Um die aktuelle Polarisierung der Aktienmärkte besser zu verstehen, lohnt ein Blick auf die Kapitalflüsse im Jahr 2024: Die USA haben dank ihres wirtschaftlichen „Ausnahmezustands“ den Löwenanteil der Zuflüsse mit 510 Milliarden US-Dollar für sich verbucht – ein Rekordwert, darunter 82,2 Milliarden US-Dollar allein in der zweiten Dezemberwoche, die beste Woche aller Zeiten. Bemerkenswert ist, dass diese Zuflüsse vollständig in Exchange Traded Funds (ETFs) flossen, während traditionelle Investmentfonds Mittelabflüsse verzeichneten.
Aus dieser ungewöhnlichen Situation resultiert ein dreifaches Konzentrationsphänomen:
- USA vs. Rest der Welt,
- Technologiesektor vs. alle anderen Sektoren,
- Mega-Caps vs. der übrige Markt.
Eine einzige Statistik verdeutlicht das Ausmaß dieses Trends: Im Jahr 2024 übertrafen nur 31% der Werte im S&P 500 die Performance des Index. Ein solches Verhältnis wurde zuletzt während der Internetblase 1999/2000 beobachtet.
Die Risiken dieser Marktkonstellation
Diese Marktstruktur wirft für Investoren die kritische Frage nach den damit verbundenen Risiken auf. Strategen von Goldman Sachs haben die Ertragserwartungen für den US-Markt drastisch nach unten korrigiert. Sie prognostizieren ein jährliches Wachstum von lediglich 3% über die nächsten zehn Jahre (real: 1%), basierend auf der aktuellen Bewertung des S&P 500 (KGV von 22x im Vergleich zu einem 20-Jahres-Median von 16x) sowie der Konzentration des Index.
Wenn diese Einschätzungen zutreffen, wird die nächste zentrale Frage die Umverteilung von Kapital betreffen. Die goldene Regel der Risikodiversifikation, die in den letzten zwei Jahren vernachlässigt wurde, dürfte wieder in den Vordergrund rücken und könnte auf verschiedenen Ebenen Anwendung finden:
- Diversifikation nach Unternehmensgröße: Rund 40% der Marktkapitalisierung des S&P 500 sind Gegenstand von kartellrechtlichen Untersuchungen durch die FTC und das US-Justizministerium.

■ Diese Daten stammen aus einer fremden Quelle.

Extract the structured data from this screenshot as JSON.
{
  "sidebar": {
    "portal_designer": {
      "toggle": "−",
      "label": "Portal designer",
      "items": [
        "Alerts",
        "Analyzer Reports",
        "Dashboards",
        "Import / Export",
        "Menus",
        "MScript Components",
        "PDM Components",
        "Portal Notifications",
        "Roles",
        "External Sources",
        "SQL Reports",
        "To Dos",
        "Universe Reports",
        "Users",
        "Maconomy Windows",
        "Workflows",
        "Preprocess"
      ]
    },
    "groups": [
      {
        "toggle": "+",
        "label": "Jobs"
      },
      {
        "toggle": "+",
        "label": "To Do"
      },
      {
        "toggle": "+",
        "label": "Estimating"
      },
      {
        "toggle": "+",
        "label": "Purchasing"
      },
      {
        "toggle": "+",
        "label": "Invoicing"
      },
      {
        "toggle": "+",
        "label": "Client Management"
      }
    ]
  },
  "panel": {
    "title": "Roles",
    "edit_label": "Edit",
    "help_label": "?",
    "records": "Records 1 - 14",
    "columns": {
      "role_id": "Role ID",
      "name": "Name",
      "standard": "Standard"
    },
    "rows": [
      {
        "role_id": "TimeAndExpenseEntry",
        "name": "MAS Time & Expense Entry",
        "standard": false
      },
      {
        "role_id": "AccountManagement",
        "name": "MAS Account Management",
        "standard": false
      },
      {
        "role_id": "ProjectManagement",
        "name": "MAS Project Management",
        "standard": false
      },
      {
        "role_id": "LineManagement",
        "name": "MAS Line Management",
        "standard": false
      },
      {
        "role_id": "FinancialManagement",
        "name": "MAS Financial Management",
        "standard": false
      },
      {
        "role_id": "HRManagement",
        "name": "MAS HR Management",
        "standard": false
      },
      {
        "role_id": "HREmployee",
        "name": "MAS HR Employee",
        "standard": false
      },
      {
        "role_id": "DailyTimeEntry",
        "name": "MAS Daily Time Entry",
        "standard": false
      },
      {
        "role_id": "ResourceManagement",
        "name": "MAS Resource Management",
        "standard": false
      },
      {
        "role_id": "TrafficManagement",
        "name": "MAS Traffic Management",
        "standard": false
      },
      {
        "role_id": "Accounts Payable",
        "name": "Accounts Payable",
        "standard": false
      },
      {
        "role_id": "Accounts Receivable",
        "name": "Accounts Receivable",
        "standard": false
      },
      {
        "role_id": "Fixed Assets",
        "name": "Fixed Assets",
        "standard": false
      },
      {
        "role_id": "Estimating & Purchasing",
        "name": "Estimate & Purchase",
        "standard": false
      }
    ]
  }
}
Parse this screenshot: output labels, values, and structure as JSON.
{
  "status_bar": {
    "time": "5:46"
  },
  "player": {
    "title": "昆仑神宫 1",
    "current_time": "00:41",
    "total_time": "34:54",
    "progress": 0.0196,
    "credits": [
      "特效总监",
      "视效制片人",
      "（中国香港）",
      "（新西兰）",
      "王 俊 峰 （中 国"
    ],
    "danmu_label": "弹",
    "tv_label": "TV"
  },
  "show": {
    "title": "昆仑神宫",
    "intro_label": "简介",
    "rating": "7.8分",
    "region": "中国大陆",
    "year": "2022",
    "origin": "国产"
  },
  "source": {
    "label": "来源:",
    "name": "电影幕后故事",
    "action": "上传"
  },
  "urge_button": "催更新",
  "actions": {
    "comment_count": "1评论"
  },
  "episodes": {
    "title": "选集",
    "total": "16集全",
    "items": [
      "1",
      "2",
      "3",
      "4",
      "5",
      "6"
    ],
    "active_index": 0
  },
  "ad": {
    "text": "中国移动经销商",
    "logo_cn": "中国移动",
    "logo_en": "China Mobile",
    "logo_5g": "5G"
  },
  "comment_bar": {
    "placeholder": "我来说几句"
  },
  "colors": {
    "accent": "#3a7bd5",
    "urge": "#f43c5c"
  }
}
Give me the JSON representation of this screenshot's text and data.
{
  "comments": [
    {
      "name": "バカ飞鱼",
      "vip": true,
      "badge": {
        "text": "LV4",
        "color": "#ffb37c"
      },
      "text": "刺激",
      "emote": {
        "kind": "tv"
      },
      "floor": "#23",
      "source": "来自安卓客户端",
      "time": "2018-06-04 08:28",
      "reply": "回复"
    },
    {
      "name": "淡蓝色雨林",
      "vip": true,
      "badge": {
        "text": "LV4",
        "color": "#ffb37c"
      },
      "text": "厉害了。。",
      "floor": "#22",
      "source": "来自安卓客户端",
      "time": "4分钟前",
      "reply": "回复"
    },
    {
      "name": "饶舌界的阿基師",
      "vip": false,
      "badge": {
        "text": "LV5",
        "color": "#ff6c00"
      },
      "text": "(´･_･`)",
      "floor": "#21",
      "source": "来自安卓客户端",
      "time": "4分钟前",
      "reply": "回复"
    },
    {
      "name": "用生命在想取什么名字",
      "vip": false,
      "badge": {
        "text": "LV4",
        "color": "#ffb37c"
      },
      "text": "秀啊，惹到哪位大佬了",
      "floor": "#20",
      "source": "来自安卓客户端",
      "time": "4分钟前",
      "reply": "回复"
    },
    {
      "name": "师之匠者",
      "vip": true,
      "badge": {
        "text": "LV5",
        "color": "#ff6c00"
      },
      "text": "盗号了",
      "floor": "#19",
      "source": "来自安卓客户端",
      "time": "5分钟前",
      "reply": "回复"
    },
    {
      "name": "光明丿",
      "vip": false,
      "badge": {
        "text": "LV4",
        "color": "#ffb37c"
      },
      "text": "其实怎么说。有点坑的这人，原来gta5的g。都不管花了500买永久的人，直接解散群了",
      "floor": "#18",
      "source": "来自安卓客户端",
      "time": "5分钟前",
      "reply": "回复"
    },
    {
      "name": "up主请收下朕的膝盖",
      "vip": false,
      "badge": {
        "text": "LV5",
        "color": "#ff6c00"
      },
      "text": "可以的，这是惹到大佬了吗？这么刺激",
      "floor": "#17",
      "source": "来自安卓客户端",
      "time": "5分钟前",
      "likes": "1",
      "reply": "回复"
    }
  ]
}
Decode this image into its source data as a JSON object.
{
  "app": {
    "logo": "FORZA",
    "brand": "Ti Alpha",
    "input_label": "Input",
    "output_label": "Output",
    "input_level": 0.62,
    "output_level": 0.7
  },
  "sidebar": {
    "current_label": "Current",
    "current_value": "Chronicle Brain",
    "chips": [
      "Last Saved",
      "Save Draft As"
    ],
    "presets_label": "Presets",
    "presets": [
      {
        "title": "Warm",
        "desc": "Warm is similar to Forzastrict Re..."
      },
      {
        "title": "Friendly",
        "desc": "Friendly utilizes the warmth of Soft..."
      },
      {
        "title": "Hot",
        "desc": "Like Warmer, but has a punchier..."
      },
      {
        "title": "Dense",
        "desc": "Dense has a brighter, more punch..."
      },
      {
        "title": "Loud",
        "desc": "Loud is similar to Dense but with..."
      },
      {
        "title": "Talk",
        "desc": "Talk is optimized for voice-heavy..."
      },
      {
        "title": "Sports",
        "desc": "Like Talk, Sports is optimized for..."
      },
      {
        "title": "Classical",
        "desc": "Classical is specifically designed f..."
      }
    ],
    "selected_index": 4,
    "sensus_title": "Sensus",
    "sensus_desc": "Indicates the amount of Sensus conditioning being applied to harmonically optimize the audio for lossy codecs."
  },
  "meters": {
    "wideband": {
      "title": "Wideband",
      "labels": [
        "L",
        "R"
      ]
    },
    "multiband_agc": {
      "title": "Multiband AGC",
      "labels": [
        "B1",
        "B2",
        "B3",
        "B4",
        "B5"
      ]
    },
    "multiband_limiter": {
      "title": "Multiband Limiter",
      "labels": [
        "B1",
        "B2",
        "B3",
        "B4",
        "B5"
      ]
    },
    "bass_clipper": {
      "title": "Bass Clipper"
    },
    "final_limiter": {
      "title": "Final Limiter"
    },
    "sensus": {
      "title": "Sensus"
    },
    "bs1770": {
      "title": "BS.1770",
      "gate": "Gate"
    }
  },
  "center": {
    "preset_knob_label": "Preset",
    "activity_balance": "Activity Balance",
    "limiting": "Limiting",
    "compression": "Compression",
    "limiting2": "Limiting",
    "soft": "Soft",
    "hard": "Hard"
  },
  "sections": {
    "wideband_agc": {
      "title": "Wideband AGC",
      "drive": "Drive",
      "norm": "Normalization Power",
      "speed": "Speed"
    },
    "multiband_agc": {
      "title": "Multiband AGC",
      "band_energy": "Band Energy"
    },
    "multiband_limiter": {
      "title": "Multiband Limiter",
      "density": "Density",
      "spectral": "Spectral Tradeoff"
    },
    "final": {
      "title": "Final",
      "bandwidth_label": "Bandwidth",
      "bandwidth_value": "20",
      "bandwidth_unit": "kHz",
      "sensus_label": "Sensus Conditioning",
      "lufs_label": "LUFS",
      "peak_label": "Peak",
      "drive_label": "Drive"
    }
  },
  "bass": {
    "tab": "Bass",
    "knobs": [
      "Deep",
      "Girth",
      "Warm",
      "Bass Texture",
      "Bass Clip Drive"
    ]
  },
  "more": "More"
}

Dieses juristische Risiko spricht für eine Verlagerung zu Small- und Mid-Cap-Unternehmen. Diese profitieren zudem stärker von Zinssenkungen, da 49% der Unternehmen im Russell 2000 variabel verzinst sind, verglichen mit nur 9% im S&P 500. Zudem könnte dieser Markt von einer Wiederbelebung der M&A-Aktivitäten profitieren. Morgan Stanley prognostiziert einen Anstieg der Transaktionen um 50% im Jahr 2025, gestützt auf ein sanftes Wirtschaftswachstum und den Druck durch Private-Equity-Investoren.
- Diversifikation nach Anlagestil: Der Value-Stil könnte eine Renaissance erleben, insbesondere angesichts seiner Korrelation mit Inflationserwartungen. Der zweijährige Break-even-Inflationssatz in den USA stieg im vierten Quartal 2024 um 50 Basispunkte (bereinigt um den Carry-Effekt). Zudem ist die Bewertung von Value-Aktien relativ zu Wachstumsaktien in den USA (eine Standardabweichung unter dem langfristigen Durchschnitt) und Europa (1,5 Standardabweichungen) günstig. Industrien, die regional produzieren und verkaufen, könnten ebenfalls profitieren, da sie weniger von Handelszöllen betroffen wären.
- Geografische Diversifikation: Obwohl die USA überdurchschnittliches Wachstumspotenzial haben, ist dies weitgehend eingepreist. Laut einer aktuellen Studie von Bank of America erreicht die Allokation in den USA ein historisches Hoch, während die Eurozone massiv untergewichtet bleibt. Jede positive Nachricht, sei es ein Waffenstillstand in der Ukraine oder fiskalische Impulse in Deutschland nach den Bundestagswahlen, könnte die Kapitalflüsse zugunsten Europas umkehren.
Fazit: Diese Überlegungen sind keineswegs abschließend, eröffnen jedoch „neue Horizonte“, um die Effizienz von Portfolios zu verbessern. Die alte Börsenweisheit trifft zu: Das Jahr wird lang – und voller Chancen.